Verified as described.
[3 Sep 2008 7:41] Sveta Smirnova
Probably related with bug #34582
[3 Sep 2008 8:34] Sveta Smirnova
To repeat I had to run ./check_slaves; ./s2 -e "stop slave"; ./check_slaves; ./m -e "flush logs";  ./s2 -e "start slave"; ./check_slaves several times
[3 Sep 2008 9:03] Giuseppe Maxia
Yes. It may depend on the speed of the server.
After four times that the test repeated as described, I also found a case when I had to repeat the sequence twice.
[19 Sep 2008 8:44] Sveta Smirnova
I was not able to repeat this bug with version 5.0.67
[19 Sep 2008 8:49] Sveta Smirnova
Seems I was hurry: I was able to repeat failure with 5.0.67, but needed to run test more times than with 5.1
[27 Nov 2008 21:05] Andrei Elkin
Sveta, Giuseppe, 

I need your help, I could not reproduce this failure.
I  tested innodb master -> innodb slave, myisam master -> myisam slave with 
mixed and row binlog format: no problem.

I managed to stop the slave with the dup key error although, namely when
the slave's side tables are of myisam type but on the master table of innodb type and with either binlog format.
In such a case it's normal that the slave stops, because
the binlog file contains transactions denoted explicitly with BEGIN/COMMIT. Interrupted slave tries to restart the last transaction it was executing and it naturally fails as the myisam tables hold all data that were load since the last
begin till the last insert (or Write_rows_log) event.

Notice, the script employees.sql does not specify what is the engine for the slave side. I wonder if you had it effectively of myisam type.

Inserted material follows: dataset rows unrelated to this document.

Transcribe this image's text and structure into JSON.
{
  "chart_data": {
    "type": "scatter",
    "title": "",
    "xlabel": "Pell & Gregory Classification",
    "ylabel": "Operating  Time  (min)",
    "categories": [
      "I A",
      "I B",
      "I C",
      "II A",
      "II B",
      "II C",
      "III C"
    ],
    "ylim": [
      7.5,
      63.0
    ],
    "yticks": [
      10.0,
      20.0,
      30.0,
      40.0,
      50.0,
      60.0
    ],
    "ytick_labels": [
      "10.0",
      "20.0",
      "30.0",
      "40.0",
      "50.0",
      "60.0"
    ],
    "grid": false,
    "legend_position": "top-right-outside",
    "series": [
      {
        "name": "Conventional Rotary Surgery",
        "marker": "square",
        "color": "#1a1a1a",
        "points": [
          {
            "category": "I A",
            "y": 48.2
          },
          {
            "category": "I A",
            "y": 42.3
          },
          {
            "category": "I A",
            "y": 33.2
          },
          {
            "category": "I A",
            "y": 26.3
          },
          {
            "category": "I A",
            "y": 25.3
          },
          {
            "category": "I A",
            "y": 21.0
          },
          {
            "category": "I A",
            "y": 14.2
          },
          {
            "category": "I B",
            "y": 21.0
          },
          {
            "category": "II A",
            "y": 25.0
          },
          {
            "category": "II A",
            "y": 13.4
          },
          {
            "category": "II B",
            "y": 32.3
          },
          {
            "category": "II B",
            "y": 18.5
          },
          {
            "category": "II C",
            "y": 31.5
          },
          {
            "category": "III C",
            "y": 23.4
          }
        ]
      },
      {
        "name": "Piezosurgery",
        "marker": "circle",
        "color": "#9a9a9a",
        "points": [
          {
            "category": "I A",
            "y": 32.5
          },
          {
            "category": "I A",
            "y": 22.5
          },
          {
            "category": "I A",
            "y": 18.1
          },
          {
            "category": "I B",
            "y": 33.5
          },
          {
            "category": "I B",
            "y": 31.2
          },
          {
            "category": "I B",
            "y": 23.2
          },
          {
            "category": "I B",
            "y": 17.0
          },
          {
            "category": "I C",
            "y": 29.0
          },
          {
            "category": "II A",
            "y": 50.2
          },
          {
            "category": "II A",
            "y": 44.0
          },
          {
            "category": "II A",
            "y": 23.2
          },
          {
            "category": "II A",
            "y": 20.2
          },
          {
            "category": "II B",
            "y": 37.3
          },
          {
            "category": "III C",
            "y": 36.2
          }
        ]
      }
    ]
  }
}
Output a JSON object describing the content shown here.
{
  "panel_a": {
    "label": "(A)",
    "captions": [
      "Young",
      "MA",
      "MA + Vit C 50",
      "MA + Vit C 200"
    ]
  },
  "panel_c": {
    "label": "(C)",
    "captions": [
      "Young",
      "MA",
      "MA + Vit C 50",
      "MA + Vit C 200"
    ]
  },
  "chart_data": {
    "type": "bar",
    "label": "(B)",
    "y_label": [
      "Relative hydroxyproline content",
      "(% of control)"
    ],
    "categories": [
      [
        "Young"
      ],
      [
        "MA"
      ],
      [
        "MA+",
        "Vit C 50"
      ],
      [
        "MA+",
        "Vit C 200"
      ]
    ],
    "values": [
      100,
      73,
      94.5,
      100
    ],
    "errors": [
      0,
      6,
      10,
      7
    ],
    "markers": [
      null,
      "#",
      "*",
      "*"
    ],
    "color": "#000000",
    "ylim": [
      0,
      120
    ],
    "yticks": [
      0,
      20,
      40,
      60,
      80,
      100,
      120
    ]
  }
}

Could you please split employees.sql into 2 ddl and dml parts, 
and check what are the table type upon creation on the slave side and only after
that start populating with the dml part.
Please verify with mixed and row binlog format  three combination:

  innodb master -> innodb slave;
  myisam master -> myisam slave;
  innodb master -> myisam slave;

The slave's stop with the last option is not a failure as has been explained.
If you will manage to break replication with the first two options it will prove
there is a bug. Then please leave show slave status and show create table reports.


[27 Nov 2008 22:30] Sveta Smirnova

thank you for pointing this. Problem is exactly last case which is not a bug. I could not repeat with both InnoDB and both MyISAM.
[28 Nov 2008 12:05] Giuseppe Maxia
Thanks, Sveta and Andrei.
This completely escaped my attention. The "SET" command is not replicated. I wrote a blog post about this issue.
[28 Nov 2008 15:32] Mark Callaghan
What you have described is a bug, not a feature:
[28 Nov 2008 17:56] Andrei Elkin

It smells as a bug, even as a rat :-), I agree.